Ein weiteres Beispiel ist, dass der oberste Chef des Internationalen Olympischen Komitees (IOC) Thomas Bach anders als zu den Olympischen Spiele vor wenigen Tagen nicht in die chinesische Hauptstadt reisen wird und stattdessen seinen Stellvertreter Ser Miang Ng als IOC-Vertreter nach Peking schickt – ebenfalls ein Bild mit Symbolcharakter. Über die Gründe des Fernbleibens äußerte sich das IOC nicht. Diese Entscheidung war wenige Minuten vor der Abschlussfeier der Winterspiele am 20. Februar bekannt geworden. In seiner Abschlussrede sagte Bach dennoch an die Athleten gerichtet: „Ihr habt euch nicht nur respektiert. Ihr habt euch gegenseitig unterstützt. Ihr habt einander umarmt, auch wenn eure Länder durch Konflikte gespalten sind.“ Genau diese Unterstützung lässt Bach nun vermissen. Insofern sollte man das Fernbleiben des IOC-Präsidenten Thomas Bach von den Paralympischen Spielen 2022 in Peking nicht einfach hinnehmen, es lässt sich mindestens als symbolisches Zeichen interpretieren. Ist der Paralympische Sport nicht so viel Wert wie der Olympische?

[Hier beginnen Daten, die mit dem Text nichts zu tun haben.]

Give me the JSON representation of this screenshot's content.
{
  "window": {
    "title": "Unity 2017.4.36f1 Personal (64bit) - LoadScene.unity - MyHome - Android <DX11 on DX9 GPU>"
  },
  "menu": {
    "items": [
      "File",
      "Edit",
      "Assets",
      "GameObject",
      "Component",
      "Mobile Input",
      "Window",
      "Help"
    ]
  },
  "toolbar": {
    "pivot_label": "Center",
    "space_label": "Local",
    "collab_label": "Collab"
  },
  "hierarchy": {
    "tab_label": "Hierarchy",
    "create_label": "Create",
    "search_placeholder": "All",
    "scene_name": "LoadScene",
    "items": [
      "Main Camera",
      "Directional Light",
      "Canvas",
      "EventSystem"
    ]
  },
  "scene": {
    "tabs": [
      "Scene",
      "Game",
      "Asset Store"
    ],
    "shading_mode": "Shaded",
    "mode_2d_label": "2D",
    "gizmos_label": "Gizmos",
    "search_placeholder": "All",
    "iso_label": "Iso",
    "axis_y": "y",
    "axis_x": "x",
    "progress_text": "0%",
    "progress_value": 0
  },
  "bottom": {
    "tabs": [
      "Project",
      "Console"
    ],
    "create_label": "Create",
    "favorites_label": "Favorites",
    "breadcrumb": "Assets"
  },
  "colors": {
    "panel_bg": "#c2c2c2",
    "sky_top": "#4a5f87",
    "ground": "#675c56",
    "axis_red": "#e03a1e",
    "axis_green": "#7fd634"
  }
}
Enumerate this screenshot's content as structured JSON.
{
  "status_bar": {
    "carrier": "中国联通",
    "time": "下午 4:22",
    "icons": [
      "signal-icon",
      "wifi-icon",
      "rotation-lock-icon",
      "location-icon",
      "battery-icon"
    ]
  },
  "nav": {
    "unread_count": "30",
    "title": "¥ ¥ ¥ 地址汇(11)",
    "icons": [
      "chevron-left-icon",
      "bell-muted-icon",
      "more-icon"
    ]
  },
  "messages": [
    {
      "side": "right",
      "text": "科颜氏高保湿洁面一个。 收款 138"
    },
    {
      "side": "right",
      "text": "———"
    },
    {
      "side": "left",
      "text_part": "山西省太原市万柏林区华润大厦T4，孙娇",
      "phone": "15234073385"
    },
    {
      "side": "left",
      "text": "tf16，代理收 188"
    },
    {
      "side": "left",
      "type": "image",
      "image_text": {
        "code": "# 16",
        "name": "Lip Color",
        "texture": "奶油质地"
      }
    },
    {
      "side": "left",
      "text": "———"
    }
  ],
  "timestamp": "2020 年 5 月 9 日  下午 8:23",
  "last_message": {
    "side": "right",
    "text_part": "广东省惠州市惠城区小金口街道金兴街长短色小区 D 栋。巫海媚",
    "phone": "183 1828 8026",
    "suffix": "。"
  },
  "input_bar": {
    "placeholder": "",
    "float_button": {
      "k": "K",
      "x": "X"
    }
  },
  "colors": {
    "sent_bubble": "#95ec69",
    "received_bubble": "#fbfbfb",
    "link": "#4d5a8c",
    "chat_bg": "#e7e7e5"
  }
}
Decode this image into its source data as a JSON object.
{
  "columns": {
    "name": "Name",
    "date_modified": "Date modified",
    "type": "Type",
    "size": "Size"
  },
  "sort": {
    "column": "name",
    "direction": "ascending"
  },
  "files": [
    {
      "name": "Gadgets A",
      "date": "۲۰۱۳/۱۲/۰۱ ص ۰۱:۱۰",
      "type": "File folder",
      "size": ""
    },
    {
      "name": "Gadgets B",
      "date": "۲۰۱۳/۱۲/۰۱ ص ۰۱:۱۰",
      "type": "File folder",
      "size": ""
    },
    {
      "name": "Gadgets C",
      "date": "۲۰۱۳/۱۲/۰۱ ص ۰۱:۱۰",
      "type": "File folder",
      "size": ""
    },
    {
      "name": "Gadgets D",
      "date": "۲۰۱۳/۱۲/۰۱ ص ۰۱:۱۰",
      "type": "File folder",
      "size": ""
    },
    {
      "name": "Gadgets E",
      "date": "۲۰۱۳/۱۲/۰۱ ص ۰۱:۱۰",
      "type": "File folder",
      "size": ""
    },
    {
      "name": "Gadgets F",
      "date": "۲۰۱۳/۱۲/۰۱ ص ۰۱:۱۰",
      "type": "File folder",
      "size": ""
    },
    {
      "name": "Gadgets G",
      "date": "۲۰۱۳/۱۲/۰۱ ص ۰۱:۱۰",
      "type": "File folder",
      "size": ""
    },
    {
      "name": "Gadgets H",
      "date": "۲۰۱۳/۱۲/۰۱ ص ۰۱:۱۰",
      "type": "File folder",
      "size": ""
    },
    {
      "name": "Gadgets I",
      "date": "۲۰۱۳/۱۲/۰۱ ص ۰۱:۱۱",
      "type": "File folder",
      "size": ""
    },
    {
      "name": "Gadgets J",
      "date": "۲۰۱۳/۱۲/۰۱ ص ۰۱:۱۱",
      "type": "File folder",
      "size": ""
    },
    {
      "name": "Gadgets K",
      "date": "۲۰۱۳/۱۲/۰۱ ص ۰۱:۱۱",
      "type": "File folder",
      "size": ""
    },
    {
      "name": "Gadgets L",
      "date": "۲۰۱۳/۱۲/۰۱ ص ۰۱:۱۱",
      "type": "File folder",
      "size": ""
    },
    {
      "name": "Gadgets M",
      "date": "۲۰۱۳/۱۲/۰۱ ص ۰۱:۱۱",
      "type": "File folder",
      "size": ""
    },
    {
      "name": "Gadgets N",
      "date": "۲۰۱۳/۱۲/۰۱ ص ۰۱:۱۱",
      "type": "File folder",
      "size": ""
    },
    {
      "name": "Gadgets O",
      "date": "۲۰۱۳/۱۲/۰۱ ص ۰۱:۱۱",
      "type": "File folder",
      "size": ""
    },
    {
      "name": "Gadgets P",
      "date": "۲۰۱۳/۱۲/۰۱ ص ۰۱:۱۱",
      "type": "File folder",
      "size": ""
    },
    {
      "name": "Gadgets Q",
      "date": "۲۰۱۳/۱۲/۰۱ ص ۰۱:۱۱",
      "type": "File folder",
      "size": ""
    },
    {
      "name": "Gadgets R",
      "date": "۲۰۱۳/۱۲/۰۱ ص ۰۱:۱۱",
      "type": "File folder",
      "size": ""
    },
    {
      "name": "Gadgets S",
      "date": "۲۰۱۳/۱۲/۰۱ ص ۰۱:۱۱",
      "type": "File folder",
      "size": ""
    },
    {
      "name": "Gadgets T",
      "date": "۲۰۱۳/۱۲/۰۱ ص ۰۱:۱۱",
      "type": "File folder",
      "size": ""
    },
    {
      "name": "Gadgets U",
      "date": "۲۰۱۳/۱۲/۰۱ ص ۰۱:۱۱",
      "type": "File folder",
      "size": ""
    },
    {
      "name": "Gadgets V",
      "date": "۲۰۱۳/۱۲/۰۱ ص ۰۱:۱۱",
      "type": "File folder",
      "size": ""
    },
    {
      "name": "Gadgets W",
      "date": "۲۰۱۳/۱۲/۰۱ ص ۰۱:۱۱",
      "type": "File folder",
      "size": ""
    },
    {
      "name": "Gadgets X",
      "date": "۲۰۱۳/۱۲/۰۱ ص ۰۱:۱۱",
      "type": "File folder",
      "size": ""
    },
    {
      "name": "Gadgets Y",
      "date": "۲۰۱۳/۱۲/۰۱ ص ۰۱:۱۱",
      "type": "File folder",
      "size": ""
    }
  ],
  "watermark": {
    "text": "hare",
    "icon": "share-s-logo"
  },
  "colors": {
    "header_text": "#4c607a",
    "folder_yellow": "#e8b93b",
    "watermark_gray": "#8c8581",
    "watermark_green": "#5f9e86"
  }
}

Dieses Gefühl könnte man auch im Hinblick auf die Übertragung der ARD und ZDF bekommen. Während es bei den Olympischen Spielen so schien, als würden sich die beiden öffentlich-rechtlichen Sender geradezu um die Übertragung streiten – ARD und ZDF sendeten immer abwechselnd –, wirkt es nun so, als sei die Übertragung der Paralympics eine lästige Aufgabe. Das ZDF wird die Eröffnungsfeier und erste Hälfte senden, während Das Erste den zweiten Teil und die Schlusszeremonie überträgt. Auch der Umfang der Übertragung fällt deutlich geringer aus, was allerdings darin begründet ist, dass das Wettkampfprogramm der Paralympics nicht so umfangreich wie jenes der Olympischen Spiele ist. Medaillen werden in sechs Sportarten und 78 verschiedenen Wettbewerben vergeben. Trotzdem werde Das Erste und das ZDF täglich mehrere Stunden im linearen Fernsehen berichten, wie ein Sprecher des für die ARD federführenden Bayerischen Rundfunks (BR) bestätigte. „Die ARD fokussiert sich dabei diesmal ganz gezielt auf publikumsfreundliche Sendezeiten – die tägliche Berichterstattung im Ersten beginnt zwischen 5.30 Uhr und 9.00 Uhr deutscher Zeit und umfasst zum Teil Highlights bis in den Nachmittag.“

Blickt man in den Sendeplan der blauen Eins stellt man fest, dass an den ersten drei Sendetagen (9. bis 11. März) die «Sportschau» zu den Paralympics ab 9:00 Uhr beginnt. Lediglich am Samstag und Sonntag sendet Das Erste bereits ab 5:30 Uhr. Warum man in der Nacht von Samstag auf Sonntag um 2:25 Uhr lieber den Spielfilm «Alles Verbrecher – Eiskalte Liebe» aus dem Jahr 2014 sendet, bleibt das Geheimnis der Verantwortlichen. Zumal Das Erste in seiner Vorschau auf die Spiele ausdrücklich darauf hinwies, dass die Wettkämpfe „aufgrund der Zeitverschiebung ab 2.30 Uhr deutscher Zeit“ beginnen. Stattdessen werden die Sportfans auf Livestreams auf sportschau.de (Web und App), in der ARD Mediathek und im HbbTV-Angebot von Das Erste verwiesen. Dort soll es bis zu drei parallele Kanäle mit den Entscheidungen von deutschen Athleten geben.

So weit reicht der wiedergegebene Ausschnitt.